Title: The Nail/Verotica
Contributors: Rob Zombie (The Nail)
Steve Niles (The Nail)
Nat Jones (The Nail)
Glenn Danzig (Verotica)
Simon Bisley (Verotica)
Grant Morrison (Verotica)
Publisher: Dark Horse/Verotik
Issue #: 1/1
Year: 2004/1995
Pages: 26/27 Pages
Age Rating: 18+ (Language, Violence, Gore, Nudity, Sex, Adult Themes)
Story Grade: B/F
Art Grade: B/C

Oh yeah baby. Today's special 7 days of Halloween is focused on two Sinister Metal Masters who briefly traded their guitars for pens and ink. Today Rob Zombie's entertaining story, "The Nail" and Glenn Danzig's vile and repulsive "Verotica" are on the slab in today's Halloween Review Special. Let' see how the books performed shall we?
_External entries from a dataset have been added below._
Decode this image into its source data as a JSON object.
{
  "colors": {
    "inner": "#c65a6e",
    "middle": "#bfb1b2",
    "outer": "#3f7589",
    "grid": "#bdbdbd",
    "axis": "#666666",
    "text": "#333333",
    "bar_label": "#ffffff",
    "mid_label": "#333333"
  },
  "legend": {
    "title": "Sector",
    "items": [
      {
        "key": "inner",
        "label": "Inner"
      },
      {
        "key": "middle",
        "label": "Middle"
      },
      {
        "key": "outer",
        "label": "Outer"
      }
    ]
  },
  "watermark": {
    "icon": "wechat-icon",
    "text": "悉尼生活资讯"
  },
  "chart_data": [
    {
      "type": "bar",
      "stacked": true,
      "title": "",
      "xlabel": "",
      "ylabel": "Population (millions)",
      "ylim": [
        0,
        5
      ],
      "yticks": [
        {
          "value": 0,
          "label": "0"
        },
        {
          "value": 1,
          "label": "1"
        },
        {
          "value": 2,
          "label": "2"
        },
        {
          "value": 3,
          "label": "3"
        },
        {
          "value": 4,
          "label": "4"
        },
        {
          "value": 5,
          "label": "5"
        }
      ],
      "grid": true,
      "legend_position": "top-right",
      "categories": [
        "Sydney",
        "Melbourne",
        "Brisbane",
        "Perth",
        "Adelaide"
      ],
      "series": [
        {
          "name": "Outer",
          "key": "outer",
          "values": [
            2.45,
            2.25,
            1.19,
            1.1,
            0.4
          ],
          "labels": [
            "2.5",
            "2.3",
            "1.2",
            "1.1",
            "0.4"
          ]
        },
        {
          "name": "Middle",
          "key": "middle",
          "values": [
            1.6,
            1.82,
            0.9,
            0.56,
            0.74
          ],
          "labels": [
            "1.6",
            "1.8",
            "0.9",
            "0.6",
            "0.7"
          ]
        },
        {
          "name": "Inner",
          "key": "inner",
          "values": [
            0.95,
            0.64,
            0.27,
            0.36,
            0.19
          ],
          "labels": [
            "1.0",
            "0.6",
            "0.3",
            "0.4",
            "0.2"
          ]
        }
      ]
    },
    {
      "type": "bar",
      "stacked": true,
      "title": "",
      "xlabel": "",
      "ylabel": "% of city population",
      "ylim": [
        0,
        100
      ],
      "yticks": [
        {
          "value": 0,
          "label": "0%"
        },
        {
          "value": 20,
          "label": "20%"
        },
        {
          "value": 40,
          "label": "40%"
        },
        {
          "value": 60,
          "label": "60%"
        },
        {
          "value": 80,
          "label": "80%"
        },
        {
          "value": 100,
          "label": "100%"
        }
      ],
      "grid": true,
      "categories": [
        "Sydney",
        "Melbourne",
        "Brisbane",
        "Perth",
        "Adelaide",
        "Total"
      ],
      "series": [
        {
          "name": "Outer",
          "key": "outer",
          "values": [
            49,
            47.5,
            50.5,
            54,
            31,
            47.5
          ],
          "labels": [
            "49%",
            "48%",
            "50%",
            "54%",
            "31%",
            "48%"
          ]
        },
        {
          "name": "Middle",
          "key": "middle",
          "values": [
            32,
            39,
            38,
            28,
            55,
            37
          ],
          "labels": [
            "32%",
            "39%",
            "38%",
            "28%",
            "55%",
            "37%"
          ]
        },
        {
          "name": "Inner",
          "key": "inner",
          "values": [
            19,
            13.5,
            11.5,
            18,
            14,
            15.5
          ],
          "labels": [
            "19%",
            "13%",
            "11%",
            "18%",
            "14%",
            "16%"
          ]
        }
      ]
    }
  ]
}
In Autopsy Room #1 is Modern Grind House/Horror icon Rob Zombie and his horrific tale, "The Nail." The Nail is a blend of "Race with the Devil" meets "House of 1000 Corpses". So yeah, it's a typical Rob Zombie gore-fest but Steve Niles, who co-wrote this book with Zombie, is obviously keeping Rob Zombie grounded, and thankfully so.

Meet Nail, an extreme underground UFC-type fighter that decided to take his family and a few friends on a road trip in a Winnebago to his next underground fight. But there's a catch. They are traveling through the territory of some nasty, demonic, undead mother-fuckers and now it's time for Nail and his friends to kick some Satan-worshiping ass.
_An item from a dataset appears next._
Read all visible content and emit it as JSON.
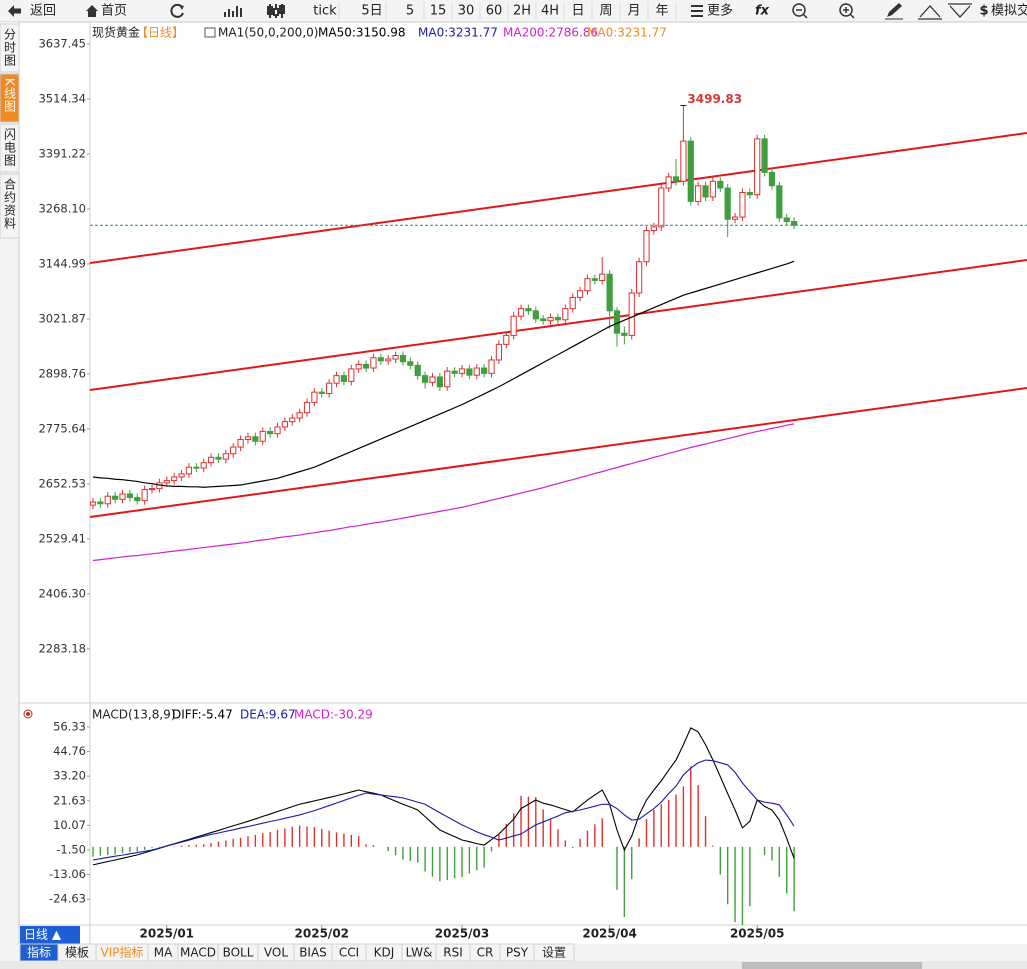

Jones does a fantastic job on the artwork. His use of camera angles adds to the disturbing feel of the work, which only adds to the unsettled nature of the story. Needless to day, but I will say it anyway; Jones is a great match for this book. With Jones' proven track record on 30 Days of Night and Spawn, as well as his profile pic on Comic Vine, he was an obvious choice for Niles to bring on board to work on Rob Zombie comic.

Nail gets a solid B grade from me. But parents, be forewarned that this is an adult comic.

Verotic is like "Dark Horse Presents" meets a truly demonic porn movie. This image, (below/right), is basically the only image from the Verotic comic series that I can show on my family friendly review site. Every other page has various forms of nudity, direct depictions of drug use or explicit sexual content contained in the page.

If you think that this might make a good comic for junior, well, you'd be wrong. This comic series is exactly what you would expect from Glenn Danzig's flagship comic series; sexual, brutal and demonic, but there is also the raping, killing, torture and possession of women that is repeated story after story after story through all eight issues I read.

If you want true misogyny this is your series.

I wasn't a fan of Verotik, yet I read eight issues before saying no more. And why would I do that? I was trying to find some saving grace for this comic series so I could say something nice about it. But alas, there is none. To prove my point the first book opens with this story:

A demon graphically rapes a woman to death while telling her that she'll like it. The demon then leaves her corpse in the room to rot. But his seed along with the blood of the dead woman mix and the corpse gestates a new demon and the woman's corpse is torn apart during the newborn demon's birthing process. All of the stories in all of the eight books I read were nothing more that variation on this basic plot.

I have come to the personal conclusion that this series is nothing more than a venue for a collection of artists and writers to express their hatred for women and their love of everything demonic. Sure it's art, but it is not that great. The stories are all based on the same basic premise with the same motivation; to violate women. Nearly all of the stories are demonic and sexual in nature. And by sexual in nature I mean they show actual penetration, in just about every book and multiple times in numerous books.

The series is violent, satanic, dark and vile. All of which came as no surprise to me since Danzig's name is all over this. But rapey and misogynistic? That I did not expect, even from Danzig. I don't normally mind comics with the violence, demonic themes, the vile or even a little misogyny or rape (if those last two things actually help the story), but to have all of that be the sole purpose of an entire series, well I found it a little repulsive and it came across as a gimmick that is all familiar with many shock-rockers.

The stories all get a big fat F in this series. Yes all of the stories. The artwork gets a D because there was a select few pieces of beautiful work in those eight books. But all in all, I did not like Verotik, not one single bit.